O texto do projeto determina que os anunciantes devem informar, de forma clara e visível, o preço anterior do produto, o valor com desconto e o percentual de redução aplicado. Além disso, as ofertas precisam ser mantidas por, no mínimo, 48 horas consecutivas, e os estoques devem ser compatíveis com a demanda anunciada. Caso a empresa não cumpra as regras, poderá ser multada em até R$ 10 mil por infração, valor que pode dobrar em caso de reincidência. A fiscalização ficará a cargo do Procon Alagoas, que já atua em operações sazonais.
Panorama político e econômico
A tramitação do projeto ocorre em um contexto de crescimento das vendas online no estado, impulsionado pela pandemia e pela digitalização do comércio. Dados da Federação do Comércio de Alagoas (Fecomércio-AL) indicam que as vendas da Black Friday em 2024 devem superar em 15% as do ano anterior, movimentando cerca de R$ 120 milhões. No entanto, denúncias de práticas enganosas, como a elevação artificial de preços antes da data, têm motivado a ação de órgãos de defesa do consumidor e de parlamentares.
O deputado Antonio Albuquerque, autor da proposta, destacou que a iniciativa busca equilibrar a relação entre consumidores e lojistas. “Não queremos inibir o comércio, mas sim garantir que o consumidor não seja enganado. A Black Friday é uma oportunidade para todos, desde que as regras sejam claras e respeitadas”, afirmou. Já o deputado Silvio Camelo (PV) apresentou uma emenda sugerindo a inclusão de penalidades para marketplaces que não fiscalizem os vendedores terceiros, o que amplia o alcance da proposta.

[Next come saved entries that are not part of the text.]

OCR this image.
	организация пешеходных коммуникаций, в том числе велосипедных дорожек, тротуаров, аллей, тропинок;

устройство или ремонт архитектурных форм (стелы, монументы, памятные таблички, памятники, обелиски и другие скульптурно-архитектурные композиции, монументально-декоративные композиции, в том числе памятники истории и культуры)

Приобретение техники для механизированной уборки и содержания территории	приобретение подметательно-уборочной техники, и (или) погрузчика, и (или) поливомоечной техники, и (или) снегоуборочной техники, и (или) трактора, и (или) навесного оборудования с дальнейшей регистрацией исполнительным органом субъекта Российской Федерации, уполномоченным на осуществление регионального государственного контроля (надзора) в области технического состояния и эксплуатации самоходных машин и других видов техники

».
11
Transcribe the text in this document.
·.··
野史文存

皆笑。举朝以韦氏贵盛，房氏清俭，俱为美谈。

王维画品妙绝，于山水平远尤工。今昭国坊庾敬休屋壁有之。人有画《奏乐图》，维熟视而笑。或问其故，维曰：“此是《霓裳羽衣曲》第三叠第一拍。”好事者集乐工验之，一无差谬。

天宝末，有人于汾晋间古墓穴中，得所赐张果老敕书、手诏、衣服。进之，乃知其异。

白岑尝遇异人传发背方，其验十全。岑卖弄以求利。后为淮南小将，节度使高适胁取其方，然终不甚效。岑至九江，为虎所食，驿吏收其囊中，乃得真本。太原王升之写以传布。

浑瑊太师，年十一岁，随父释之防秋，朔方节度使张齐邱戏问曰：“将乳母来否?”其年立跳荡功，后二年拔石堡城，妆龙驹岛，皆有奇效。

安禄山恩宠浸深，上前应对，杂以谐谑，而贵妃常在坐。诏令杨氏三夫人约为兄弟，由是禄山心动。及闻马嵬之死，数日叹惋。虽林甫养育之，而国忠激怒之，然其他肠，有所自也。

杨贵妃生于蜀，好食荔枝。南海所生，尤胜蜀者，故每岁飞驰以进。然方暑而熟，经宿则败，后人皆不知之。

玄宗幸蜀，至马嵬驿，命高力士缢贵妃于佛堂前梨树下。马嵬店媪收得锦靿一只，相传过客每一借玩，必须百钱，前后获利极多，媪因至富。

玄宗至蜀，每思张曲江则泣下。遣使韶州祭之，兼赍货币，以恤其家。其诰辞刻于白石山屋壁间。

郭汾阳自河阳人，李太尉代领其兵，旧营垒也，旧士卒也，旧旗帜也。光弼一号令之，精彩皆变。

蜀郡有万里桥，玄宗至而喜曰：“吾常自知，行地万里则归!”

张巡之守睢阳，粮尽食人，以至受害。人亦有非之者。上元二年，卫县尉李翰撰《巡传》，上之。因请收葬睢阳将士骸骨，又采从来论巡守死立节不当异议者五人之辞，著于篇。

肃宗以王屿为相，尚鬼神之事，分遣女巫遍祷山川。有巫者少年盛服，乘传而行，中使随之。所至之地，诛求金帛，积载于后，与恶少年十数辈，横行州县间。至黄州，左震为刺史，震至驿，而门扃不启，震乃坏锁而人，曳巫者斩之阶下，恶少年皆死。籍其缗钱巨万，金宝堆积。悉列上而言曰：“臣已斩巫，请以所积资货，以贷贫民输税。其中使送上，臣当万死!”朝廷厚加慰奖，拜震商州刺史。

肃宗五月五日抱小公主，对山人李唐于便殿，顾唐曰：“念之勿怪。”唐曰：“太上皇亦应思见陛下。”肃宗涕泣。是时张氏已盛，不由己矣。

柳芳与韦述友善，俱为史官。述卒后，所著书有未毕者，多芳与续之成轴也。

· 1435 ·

Entidades do setor produtivo, como a Associação Comercial de Maceió, manifestaram apoio ao projeto, mas pedem ajustes para evitar burocracia excessiva. “A regulamentação é bem-vinda, desde que não inviabilize pequenos negócios. Precisamos de regras que protejam o consumidor sem sufocar o empreendedor”, ponderou o presidente da entidade, José Carlos Silva. O projeto agora aguarda parecer das comissões de Constituição e Justiça e de Defesa do Consumidor antes de seguir para o plenário.